2 bananas, ripe but not soft
1 butter
3 tbsp brown sugar
1 rum, dark
Directions
Take 2 ripe, but not soft bananas and cut in half, then split
lengthwise. Melt a few Tablespoons butter over medium heat. Add 2-3 T
brown sugar and stir. Add bananas. Cook until fairly warm and
starting to soften (about 1 min.). Flip bananas and allow to cook an
additional 30 seconds. Add rum (light or dark; dark has more flavor)
to taste, and swirl in pan a bit. Allow to thicken slightly, remove
from heat and serve.
Servings: 1 servings
Bananas Flambe Recipe brought to you by Recipe Ideas
Categories: Banana; Fruit; Lamb; Meat
The History of Recipes
Transcribed cooking instructions as a concept can be found back into antiquity, certainly as far as the Egyptians, and possibly even further. Interesting though that maybe, generally, these ancient recipes were just simple hieroglyphic instructions for food preparation.

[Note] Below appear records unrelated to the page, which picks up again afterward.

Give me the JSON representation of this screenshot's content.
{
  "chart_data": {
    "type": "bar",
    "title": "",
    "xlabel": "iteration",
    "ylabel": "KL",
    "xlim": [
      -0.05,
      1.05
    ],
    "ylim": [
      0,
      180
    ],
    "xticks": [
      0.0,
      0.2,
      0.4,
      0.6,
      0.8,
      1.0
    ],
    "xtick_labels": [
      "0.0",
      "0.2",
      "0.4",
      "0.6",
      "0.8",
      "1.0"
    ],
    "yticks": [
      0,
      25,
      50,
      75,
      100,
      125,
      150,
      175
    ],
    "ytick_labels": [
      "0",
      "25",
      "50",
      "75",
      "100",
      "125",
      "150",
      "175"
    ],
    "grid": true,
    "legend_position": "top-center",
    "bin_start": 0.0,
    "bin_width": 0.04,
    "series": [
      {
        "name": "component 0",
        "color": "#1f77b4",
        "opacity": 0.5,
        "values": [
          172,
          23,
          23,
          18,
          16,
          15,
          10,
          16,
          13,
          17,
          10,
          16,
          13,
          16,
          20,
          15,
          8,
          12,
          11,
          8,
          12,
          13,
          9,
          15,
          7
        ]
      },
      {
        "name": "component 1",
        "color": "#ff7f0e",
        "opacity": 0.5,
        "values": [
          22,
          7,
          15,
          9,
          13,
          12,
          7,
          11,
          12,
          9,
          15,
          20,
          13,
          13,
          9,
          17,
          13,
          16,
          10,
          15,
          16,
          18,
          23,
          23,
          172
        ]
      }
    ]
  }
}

Fascinatingly, the oldest recipe discovered so far, according to Professor Solomon Katz, is a collection of stone tablets in ancient Sumerian which describe the making of bread which is then used to make a drink, quite possibly a form of beer as it is recorded as making anyone who tried it feel exhilarated and blissful. Progressing into The time of the roman empire around 25BC a man called Apicius compiled a collection of documents detailing recipes prepared by wealthy roman citizens. In his publication, Apicius recounts how the meals were split into appetizers, main meal and dessert, known in latin as `Gustatio, Primae Mensae and Secundae Mensae`. This early Roman chef describes how the Roman chefs used many different aromatic flavors, including a few that are still present in modern kitchens such as basil, mint and asafoetida. In the 15th century, the Crusaders brought back a variety of foods, spices and herbs from middle-east cuisine, including spices such as rosemary and coriander. These new spices and herbs led to an explosion in publications on food, the majority of which are now in private collections. Over the following few centuries, the powerful families of Europe competed to lay on the best banquets, and because of this chefs and their recipe collections were greatly in demand. Even so, it was during the 19th century that fine cookery and cookery books rose to prominence. Mrs Isabella Beeton in the UK, and the equally famous Fannie Merritt Farmer in the US, devoted their lives to collating, trying out, and recording popular recipes of the day. When we get to the 1900s, cooking books were highly popular due to higher levels of literacy, more spare time and being a little richer. The arrival of TV brought us TV cooks and the spin-off recipe books. Which brings us neatly up to date and the internet revolution, allowing us all to access thousands of recipes like those on sites such as this. |
We hope you enjoy this Bananas Flambe recipe.